Con la excusa de la “Reorganización Nacional” contabilizamos 30 mil desaparecidos, 500 bebés apropiados privados de su identidad, abuso de autoridad por parte de los miembros de la Fuerza, emigración masiva por exilio y un sinnúmero de derechos transgredidos. Hoy paramos para reflexionar, para mirar con respeto el pasado y no olvidar que llevamos como bandera los valores democráticos y la lucha viva por Justicia.
La Unión Cívica Radical siempre expresó que el único camino para salir de la oscuridad, era el retorno a la democracia, porque nuestras convicciones así lo marcan.
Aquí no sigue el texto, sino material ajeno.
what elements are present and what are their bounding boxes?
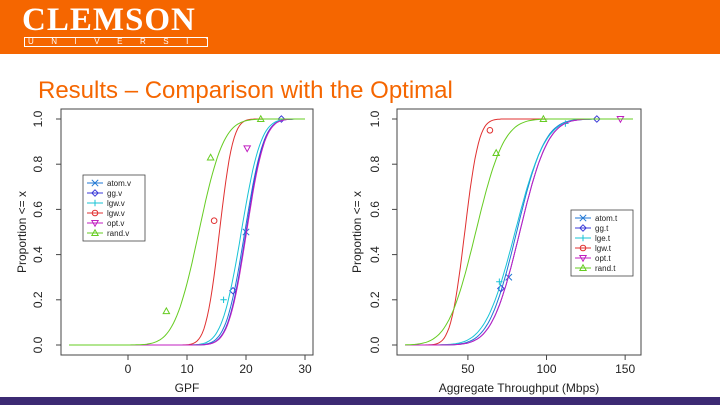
logo-wordmark: CLEMSON xyxy=(22,2,196,38)
x-tick-label: 100 xyxy=(537,362,557,376)
data-point xyxy=(162,306,171,315)
data-point xyxy=(277,115,286,123)
data-point xyxy=(497,284,505,293)
x-axis-label: Aggregate Throughput (Mbps) xyxy=(439,381,600,395)
legend-marker xyxy=(90,228,100,237)
data-point xyxy=(206,153,215,161)
gpf-cdf-chart: 0.0 0.2 0.4 0.6 0.8 1.0 0 10 20 30 GPF Proportion <… xyxy=(15,108,314,395)
legend-label: lgw.v xyxy=(107,199,125,208)
legend-label: gg.v xyxy=(107,189,122,198)
y-tick-label: 1.0 xyxy=(31,110,45,127)
legend-label: opt.t xyxy=(595,254,611,263)
legend-label: rand.t xyxy=(595,264,616,273)
data-point xyxy=(539,114,548,123)
y-tick-label: 0.2 xyxy=(368,291,382,308)
data-point xyxy=(486,127,494,134)
data-point xyxy=(505,273,513,281)
data-point xyxy=(210,217,218,224)
x-tick-label: 50 xyxy=(461,362,475,376)
throughput-cdf-chart: 0.0 0.2 0.4 0.6 0.8 1.0 50 100 150 Aggregate Thro… xyxy=(350,108,642,395)
header-bar: CLEMSON UNIVERSITY xyxy=(0,0,720,54)
x-tick-label: 10 xyxy=(180,362,194,376)
y-axis-label: Proportion <= x xyxy=(15,191,29,273)
legend-label: opt.v xyxy=(107,219,124,228)
legend-marker xyxy=(579,224,587,232)
legend-label: atom.v xyxy=(107,179,131,188)
legend-label: gg.t xyxy=(595,224,609,233)
logo-subtitle: UNIVERSITY xyxy=(24,37,208,47)
legend-label: atom.t xyxy=(595,214,618,223)
legend-box xyxy=(82,174,146,242)
legend-marker xyxy=(579,244,587,252)
data-point xyxy=(496,278,503,285)
legend-marker xyxy=(578,263,588,272)
legend-box xyxy=(570,209,634,277)
series-line xyxy=(69,118,305,346)
legend-label: lgw.t xyxy=(595,244,612,253)
slide-title: Results – Comparison with the Optimal xyxy=(38,77,453,104)
legend-label: rand.v xyxy=(107,229,129,238)
y-tick-label: 0.4 xyxy=(31,246,45,263)
legend-marker xyxy=(579,234,587,242)
x-tick-label: 20 xyxy=(239,362,253,376)
data-point xyxy=(243,145,252,153)
legend-marker xyxy=(91,199,99,207)
x-tick-label: 150 xyxy=(615,362,635,376)
legend-marker xyxy=(578,254,588,263)
legend-marker xyxy=(579,214,587,222)
x-tick-label: 30 xyxy=(298,362,312,376)
y-tick-label: 0.8 xyxy=(31,156,45,173)
legend-marker xyxy=(91,179,99,187)
data-point xyxy=(256,114,265,123)
y-tick-label: 1.0 xyxy=(368,110,382,127)
clemson-logo: CLEMSON UNIVERSITY xyxy=(22,2,212,48)
legend-label: lge.t xyxy=(595,234,611,243)
legend-marker xyxy=(91,209,99,217)
y-tick-label: 0.0 xyxy=(31,336,45,353)
y-tick-label: 0.4 xyxy=(368,246,382,263)
x-tick-label: 0 xyxy=(125,362,132,376)
data-point xyxy=(220,296,227,303)
legend-label: lgw.v xyxy=(107,209,125,218)
footer-bar xyxy=(0,397,720,405)
y-axis-label: Proportion <= x xyxy=(350,191,364,273)
y-tick-label: 0.6 xyxy=(368,201,382,218)
y-tick-label: 0.2 xyxy=(31,291,45,308)
y-tick-label: 0.0 xyxy=(368,336,382,353)
series-line xyxy=(404,118,633,346)
legend-marker xyxy=(90,219,100,228)
legend-marker xyxy=(91,189,99,197)
data-point xyxy=(592,115,601,123)
x-axis-label: GPF xyxy=(175,381,200,395)
plot-frame xyxy=(396,108,642,356)
y-tick-label: 0.8 xyxy=(368,156,382,173)
data-point xyxy=(492,148,501,156)
y-tick-label: 0.6 xyxy=(31,201,45,218)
Por ello, Raúl fue ese bálsamo de esperanza que nos hizo reencontrarnos como sociedad. Fue “una entrada a la vida”.
Bajar un cuadro, es fácil al momento de que los leones están enjaulados y viejos. Alfonsín los enjauló cuando tenían poder y fuerza. No pretendemos como radicalismo apropiarnos de los Derechos Humanos, por el contrario, entendemos que éstos son de todos los argentinos. De los que estuvieron, los que estamos y los que estarán.
Defendemos el enjuiciamiento a las Juntas, creemos en la nulidad de la amnistía, entendemos que es nuestro mandato como ciudadanos no permitir que personajes dictadores se desempeñen en la cúpula del poder, buscamos justicia por Jorge Julio López y militamos a diario por la vida y por la paz.
Por esto, la condena de César Milani significa, también, un hecho fundamental, ya que reafirma las convicciones democráticas que poseemos los argentinos.
Por los compañeros desaparecidos, por la CONADEP, por el Juicio a la Junta, por la Democracia, por ello y mucho más, decimos NUNCA MÁS.